All of the data samples we use are provided by [Stein et al [2023]](https://arxiv.org/abs/2306.04675), who have open-sourced a set of samples from a variety of SOTA models on different datasets.

### CIFAR-10 Experiments

For all CIFAR-10 experiments, we use training, testing and pre-generated samples these can be accessed from [this Google Drive folder](https://drive.google.com/drive/folders/1r38UxZQcREoNklnzQFj9kxUXMqVsceOQ).

#### Data Loading

The dataloader automatically handles both conditional and unconditional models:

- Conditional models: Data is organized into folders labeled `0` to `9`, representing the 10 classes.

- Unconditional models: Data is stored in a single folder.

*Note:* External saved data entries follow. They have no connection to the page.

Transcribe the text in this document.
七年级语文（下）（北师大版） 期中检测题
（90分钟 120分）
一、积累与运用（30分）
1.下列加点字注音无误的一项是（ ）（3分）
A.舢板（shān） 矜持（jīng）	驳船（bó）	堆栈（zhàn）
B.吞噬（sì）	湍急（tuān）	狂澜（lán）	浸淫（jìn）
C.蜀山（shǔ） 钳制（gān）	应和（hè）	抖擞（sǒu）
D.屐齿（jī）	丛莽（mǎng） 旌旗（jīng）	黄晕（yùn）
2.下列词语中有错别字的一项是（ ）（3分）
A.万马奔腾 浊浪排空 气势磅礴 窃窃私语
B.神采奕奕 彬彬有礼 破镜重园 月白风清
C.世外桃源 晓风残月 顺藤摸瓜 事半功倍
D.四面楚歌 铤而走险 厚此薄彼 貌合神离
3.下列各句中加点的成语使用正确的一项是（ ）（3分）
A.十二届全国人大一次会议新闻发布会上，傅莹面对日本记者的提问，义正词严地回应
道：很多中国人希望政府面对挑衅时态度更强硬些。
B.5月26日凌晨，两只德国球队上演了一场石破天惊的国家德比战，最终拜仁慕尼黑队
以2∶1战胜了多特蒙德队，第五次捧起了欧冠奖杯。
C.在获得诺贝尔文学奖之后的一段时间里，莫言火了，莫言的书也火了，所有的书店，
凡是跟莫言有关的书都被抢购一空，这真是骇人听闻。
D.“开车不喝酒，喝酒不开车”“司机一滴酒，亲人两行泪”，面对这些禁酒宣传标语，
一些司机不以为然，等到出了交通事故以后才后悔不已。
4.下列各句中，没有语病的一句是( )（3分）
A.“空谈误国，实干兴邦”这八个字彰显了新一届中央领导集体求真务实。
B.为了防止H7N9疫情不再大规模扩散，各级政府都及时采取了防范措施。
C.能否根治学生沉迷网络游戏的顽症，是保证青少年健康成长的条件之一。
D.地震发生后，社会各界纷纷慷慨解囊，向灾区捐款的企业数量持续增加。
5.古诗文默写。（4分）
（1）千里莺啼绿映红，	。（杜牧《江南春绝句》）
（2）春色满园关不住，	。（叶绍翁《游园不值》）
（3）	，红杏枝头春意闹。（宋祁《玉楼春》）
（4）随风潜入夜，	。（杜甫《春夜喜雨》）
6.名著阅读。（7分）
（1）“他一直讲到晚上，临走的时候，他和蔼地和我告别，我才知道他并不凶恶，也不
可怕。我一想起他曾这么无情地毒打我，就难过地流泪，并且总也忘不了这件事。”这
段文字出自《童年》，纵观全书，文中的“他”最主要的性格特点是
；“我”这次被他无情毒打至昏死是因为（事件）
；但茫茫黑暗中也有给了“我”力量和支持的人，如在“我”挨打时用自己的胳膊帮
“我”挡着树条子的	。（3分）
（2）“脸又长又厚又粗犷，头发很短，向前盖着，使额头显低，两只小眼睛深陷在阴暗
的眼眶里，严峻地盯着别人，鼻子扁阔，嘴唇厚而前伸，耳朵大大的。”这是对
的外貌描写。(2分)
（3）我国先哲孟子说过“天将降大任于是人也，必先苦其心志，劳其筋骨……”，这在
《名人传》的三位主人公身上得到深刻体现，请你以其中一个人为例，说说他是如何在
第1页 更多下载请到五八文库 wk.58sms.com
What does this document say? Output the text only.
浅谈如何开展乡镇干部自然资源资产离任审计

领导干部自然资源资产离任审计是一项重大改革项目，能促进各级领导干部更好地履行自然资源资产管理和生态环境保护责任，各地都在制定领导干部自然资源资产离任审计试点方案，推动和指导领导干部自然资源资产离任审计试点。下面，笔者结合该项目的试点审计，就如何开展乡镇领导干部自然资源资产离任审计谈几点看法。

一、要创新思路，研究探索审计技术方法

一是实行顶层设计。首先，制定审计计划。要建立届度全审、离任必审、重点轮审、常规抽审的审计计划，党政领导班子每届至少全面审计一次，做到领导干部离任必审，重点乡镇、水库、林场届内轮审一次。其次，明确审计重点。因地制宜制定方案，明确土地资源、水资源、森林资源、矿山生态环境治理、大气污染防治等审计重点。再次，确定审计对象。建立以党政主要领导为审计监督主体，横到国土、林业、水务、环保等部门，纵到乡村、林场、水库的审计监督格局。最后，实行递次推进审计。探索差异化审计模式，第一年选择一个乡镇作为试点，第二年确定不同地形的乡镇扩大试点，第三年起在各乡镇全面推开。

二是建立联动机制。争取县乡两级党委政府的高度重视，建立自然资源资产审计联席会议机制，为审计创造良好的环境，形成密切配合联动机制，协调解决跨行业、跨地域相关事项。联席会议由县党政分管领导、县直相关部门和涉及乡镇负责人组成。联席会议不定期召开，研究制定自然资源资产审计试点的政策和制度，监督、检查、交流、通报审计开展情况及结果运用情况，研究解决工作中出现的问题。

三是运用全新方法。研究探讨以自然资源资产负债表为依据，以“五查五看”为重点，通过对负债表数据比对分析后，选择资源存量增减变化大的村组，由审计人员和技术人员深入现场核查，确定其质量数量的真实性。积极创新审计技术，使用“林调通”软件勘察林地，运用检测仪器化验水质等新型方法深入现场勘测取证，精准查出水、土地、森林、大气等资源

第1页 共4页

To run the script provide the path to the folder containing the model's data.

### ImageNet Experiments

For all ImageNet experiments, we use training and testing data that can be accessed from [imagenet256.zip](https://drive.google.com/file/d/1kbAvWrXw_GCE4ulMlx5zlfVOG_v6iMM7/view?usp=drive_link). We use pre-generated samples from [this Google Drive folder](https://drive.google.com/drive/folders/11uSNfzKfH0GfTtS1fgowQ_HNdof2gSZT).

#### Data Loading

Data loading is handled in the same way as CIFAR-10.

#### License

This project is licensed under the Apache License 2.0